Thirty-five large companies have been ordered to fork over $765 million in tax breaks that European Union regulators have ruled were illegally provided by Belgium. The European Commission, the EU’s top anti-trust regulator, said Monday that a tax benefit provided by Belgium allowed large, multinational companies to forgo taxes on as much as 90% of their profits — thus allowing them to pay “substantially less” than their competitors.
This type of preferential tax structure, which was marketed by Belgium’s tax authority under the logo “Only in Belgium,” is illegal under EU rules, the regulator said. Belgium was ordered to recover as much as $765 million from the 35 companies that benefited from the tax breaks. “Such schemes put smaller competitors at an unfair disadvantage,” the European Commission’s Margrethe Vestager, said in a statement. “They are active in the same markets and have to pay their taxes fair and square,” she said.
The ruling marks the latest effort by the top EU regulator to crackdown on special tax breaks provided by EU member countries to companies like Apple Inc., Amazon and McDonald’s. Among the companies impacted by Monday’s ruling is Belgian-based Anheuser-Busch InBev, which is in the midst of a $108 billion deal to buy fellow brewer SAB Miller Plc. The EC has declined to name the companies involved at this time, said Yizhou Ren, a spokeswoman.

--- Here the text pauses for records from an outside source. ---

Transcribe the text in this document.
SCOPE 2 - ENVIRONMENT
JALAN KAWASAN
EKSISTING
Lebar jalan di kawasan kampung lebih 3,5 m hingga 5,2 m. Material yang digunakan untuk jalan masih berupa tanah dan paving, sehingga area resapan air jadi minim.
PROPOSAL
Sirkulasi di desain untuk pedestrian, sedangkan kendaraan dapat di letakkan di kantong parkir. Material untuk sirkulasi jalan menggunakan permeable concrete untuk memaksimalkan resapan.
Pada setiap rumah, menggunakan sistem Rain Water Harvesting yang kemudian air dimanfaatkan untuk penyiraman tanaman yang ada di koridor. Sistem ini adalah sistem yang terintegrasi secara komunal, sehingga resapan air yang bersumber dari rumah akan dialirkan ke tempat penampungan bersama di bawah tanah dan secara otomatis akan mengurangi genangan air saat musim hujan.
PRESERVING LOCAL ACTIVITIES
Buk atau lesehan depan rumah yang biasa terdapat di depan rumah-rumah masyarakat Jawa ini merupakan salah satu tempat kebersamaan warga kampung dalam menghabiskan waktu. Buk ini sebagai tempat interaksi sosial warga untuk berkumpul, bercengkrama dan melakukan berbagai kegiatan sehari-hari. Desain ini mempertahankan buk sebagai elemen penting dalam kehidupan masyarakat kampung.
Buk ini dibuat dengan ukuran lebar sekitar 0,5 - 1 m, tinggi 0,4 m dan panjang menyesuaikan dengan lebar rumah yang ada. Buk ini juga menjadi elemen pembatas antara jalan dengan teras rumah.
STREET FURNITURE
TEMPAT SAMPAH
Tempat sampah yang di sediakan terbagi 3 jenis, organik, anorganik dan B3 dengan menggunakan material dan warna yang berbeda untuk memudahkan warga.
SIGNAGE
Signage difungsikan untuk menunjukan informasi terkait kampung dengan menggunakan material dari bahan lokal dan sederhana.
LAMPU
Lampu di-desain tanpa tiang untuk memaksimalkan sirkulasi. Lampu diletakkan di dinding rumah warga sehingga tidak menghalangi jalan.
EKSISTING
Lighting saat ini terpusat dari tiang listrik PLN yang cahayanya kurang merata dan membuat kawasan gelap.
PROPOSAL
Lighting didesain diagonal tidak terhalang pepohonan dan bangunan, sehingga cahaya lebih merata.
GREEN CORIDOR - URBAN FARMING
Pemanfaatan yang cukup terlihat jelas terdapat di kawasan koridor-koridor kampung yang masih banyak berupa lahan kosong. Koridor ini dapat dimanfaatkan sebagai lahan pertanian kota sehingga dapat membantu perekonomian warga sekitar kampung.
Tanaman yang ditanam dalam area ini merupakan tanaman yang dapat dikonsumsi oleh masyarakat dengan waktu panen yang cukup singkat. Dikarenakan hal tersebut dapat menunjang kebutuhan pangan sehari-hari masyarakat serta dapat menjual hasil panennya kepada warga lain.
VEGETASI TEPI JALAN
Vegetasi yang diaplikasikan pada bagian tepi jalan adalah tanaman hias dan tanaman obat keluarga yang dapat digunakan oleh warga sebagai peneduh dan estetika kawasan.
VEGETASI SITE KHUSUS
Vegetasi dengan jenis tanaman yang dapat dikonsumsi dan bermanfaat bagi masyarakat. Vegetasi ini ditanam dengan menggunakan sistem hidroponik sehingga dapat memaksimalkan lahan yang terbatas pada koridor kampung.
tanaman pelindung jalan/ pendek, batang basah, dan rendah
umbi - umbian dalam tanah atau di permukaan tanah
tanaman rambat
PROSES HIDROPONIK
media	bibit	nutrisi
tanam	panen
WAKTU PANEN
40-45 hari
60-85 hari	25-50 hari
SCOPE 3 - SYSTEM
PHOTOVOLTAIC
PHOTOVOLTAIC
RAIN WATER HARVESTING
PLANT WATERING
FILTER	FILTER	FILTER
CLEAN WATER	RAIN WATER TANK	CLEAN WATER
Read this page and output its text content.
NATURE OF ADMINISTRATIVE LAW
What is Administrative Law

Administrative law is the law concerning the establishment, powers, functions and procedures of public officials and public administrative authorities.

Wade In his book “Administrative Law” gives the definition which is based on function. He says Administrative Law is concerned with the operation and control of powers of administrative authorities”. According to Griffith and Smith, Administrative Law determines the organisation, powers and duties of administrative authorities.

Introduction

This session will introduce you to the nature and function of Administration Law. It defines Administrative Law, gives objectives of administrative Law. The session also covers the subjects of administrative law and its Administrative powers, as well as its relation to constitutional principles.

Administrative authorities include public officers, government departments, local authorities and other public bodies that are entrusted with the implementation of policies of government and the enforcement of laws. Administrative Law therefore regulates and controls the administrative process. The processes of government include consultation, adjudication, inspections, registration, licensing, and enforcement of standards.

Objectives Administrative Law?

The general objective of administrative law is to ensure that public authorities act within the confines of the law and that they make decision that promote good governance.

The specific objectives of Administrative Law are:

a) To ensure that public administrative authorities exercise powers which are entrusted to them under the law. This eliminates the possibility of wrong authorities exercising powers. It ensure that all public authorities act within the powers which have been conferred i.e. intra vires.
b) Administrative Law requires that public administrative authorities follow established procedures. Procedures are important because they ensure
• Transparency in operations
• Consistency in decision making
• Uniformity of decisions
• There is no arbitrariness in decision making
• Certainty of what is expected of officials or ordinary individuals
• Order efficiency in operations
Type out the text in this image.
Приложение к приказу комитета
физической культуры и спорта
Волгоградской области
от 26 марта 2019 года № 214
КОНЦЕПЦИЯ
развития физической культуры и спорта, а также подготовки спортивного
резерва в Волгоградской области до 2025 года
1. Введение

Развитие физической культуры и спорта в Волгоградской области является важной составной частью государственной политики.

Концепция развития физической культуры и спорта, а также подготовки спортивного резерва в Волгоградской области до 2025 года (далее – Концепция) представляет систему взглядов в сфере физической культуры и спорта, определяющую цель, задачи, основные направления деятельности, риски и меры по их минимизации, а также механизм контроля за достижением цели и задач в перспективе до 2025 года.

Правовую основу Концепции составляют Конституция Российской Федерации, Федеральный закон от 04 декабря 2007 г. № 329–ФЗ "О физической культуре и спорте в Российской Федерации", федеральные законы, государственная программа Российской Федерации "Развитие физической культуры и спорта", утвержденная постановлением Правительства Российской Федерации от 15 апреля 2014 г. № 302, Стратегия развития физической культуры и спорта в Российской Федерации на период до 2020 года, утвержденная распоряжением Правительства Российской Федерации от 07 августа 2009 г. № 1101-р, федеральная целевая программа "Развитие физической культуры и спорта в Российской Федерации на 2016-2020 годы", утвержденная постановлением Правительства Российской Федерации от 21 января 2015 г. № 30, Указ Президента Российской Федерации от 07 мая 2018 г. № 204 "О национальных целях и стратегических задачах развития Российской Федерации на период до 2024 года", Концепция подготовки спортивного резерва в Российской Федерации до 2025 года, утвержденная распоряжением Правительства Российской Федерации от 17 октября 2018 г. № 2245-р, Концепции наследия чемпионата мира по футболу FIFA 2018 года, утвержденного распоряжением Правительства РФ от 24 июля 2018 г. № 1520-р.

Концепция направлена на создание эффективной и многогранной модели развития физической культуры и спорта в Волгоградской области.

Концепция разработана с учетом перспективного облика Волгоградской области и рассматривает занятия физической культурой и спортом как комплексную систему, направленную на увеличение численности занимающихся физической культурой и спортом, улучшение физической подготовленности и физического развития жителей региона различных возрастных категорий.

The tax scheme in question has been in place in Belgium since 2005. It has allowed Belgian tax authorities to lower that tax base of multinational companies by deducting so-called “excess profit.” The tax breaks are based on the assumption that multinational companies, due to their economies of scale, earn profits that other companies do not make. Belgian law requires both stand-alone companies and multinational companies “to pay taxes on the profits they actually record in Belgium,” Vestager said.
The majority of the companies impacted are European and will have to repay an estimated $544 million out of the estimated $765 million total, the EU watchdog said. The European Commission has also ensnared large U.S. companies in its tax probes, including a ruling last year targeting taxes it said are owed by Seattle coffee brewer Starbucks. The watchdog also made waves last year when it opened an antitrust probe into Internet giant Google amid concerns that the tech giant has stifled competitor’s access to its Android operating system, which dominates the global mobile phone market.